Taiwan’s Evolving Position on the South China Sea—and Why It Matters

Seminar

Speaker(s)

Lynn Kuok, Center for East Asia Policy Studies, Brookings Institution

Date and Time

October 8, 2015 4:30 PM - 6:00 PM

Availability

RSVP

Open to the public.

RSVP required by 5PM October 07.

Location

Okimoto Conference Room3rd Floor East Wing, Encina Hall, 616 Serra Street, Stanford, California 94305,

Taiwan’s claims in the South China Sea are often regarded as virtually indistinguishable from China’s. On paper, Taiwan and China appear to be making substantially the same claims and the controversial U-shaped dashed line may be found on ROC and PRC maps alike. Neither government has officially clarified the dashed line’s meaning or assigned its coordinates.

Dr Kuok, however, argues that Taiwan has in the past year taken small but significant steps toward clarifying its claims. It has also adopted a more conciliatory approach best illustrated by President Ma’s official launch of a South China Sea Peace Initiative in May 2015. These moves imply possible daylight between Taiwan and China regarding the South China Sea. Dr. Kuok will examine these developments, as well as the costs, benefits, and chances of widening or narrowing that daylight in the larger context of Taipei-Beijing relations, domestic considerations including the January 2016 election in Taiwan, and the responses of other actors in the region.

Lynn Kuok’s latest publication is Tides of Change: Taiwan’s Evolving Position in the South China Sea (2015).
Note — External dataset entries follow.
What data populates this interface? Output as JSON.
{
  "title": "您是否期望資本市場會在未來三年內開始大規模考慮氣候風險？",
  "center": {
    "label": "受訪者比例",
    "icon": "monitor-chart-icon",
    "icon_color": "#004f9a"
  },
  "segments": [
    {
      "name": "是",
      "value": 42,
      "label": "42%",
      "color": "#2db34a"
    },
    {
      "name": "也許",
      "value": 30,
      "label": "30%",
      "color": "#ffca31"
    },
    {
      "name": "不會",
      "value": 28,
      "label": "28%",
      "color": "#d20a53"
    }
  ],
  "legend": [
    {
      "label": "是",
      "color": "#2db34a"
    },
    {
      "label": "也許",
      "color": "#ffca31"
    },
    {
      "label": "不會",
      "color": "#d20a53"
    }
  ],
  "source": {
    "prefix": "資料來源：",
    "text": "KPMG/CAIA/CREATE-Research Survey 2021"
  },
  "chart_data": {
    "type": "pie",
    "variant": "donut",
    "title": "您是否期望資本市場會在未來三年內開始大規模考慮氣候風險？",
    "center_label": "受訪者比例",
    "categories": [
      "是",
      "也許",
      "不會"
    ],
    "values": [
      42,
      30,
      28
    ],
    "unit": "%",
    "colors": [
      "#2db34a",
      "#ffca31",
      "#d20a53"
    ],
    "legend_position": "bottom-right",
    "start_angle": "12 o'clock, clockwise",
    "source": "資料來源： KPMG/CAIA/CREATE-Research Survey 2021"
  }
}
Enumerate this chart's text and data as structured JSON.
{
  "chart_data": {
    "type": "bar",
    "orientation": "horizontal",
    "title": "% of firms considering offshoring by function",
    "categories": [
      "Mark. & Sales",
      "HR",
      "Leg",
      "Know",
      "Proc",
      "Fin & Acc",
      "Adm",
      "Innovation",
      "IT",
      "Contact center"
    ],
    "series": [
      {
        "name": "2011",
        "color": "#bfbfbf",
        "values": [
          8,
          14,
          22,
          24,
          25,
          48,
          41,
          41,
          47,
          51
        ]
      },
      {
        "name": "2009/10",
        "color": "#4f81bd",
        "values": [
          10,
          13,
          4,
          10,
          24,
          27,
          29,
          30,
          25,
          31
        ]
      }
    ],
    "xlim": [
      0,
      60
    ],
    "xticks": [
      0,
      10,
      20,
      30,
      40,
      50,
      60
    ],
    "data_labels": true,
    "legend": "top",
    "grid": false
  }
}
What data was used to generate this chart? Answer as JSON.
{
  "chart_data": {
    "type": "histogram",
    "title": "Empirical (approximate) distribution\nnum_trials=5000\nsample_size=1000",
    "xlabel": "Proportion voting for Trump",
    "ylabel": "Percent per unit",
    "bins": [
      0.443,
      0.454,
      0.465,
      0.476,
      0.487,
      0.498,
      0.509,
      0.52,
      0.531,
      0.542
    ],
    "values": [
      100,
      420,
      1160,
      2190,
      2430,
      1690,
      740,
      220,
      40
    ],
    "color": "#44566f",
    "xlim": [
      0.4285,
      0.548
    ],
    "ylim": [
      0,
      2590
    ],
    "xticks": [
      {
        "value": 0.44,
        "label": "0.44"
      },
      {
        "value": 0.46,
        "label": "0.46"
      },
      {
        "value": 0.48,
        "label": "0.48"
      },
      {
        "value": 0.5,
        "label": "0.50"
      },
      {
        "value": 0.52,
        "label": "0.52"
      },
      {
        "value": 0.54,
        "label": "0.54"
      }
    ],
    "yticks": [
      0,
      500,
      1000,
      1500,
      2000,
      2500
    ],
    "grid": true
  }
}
She was recently a senior visiting fellow at the Centre for International Law (Singapore), and has held fellowships at the Harvard Kennedy School and the Center for Strategic and International Studies. Her research interests include ethnic and religious relations and nationalism in Southeast Asia and the politics and security of the Asia-Pacific region. She has served as editor-in-chief of the Cambridge Review of International Affairs and the Singapore Law Review. She holds degrees from the University of Cambridge (PhD), the Fletcher School of Law and Diplomacy (MALD), and the National University of Singapore (LLB).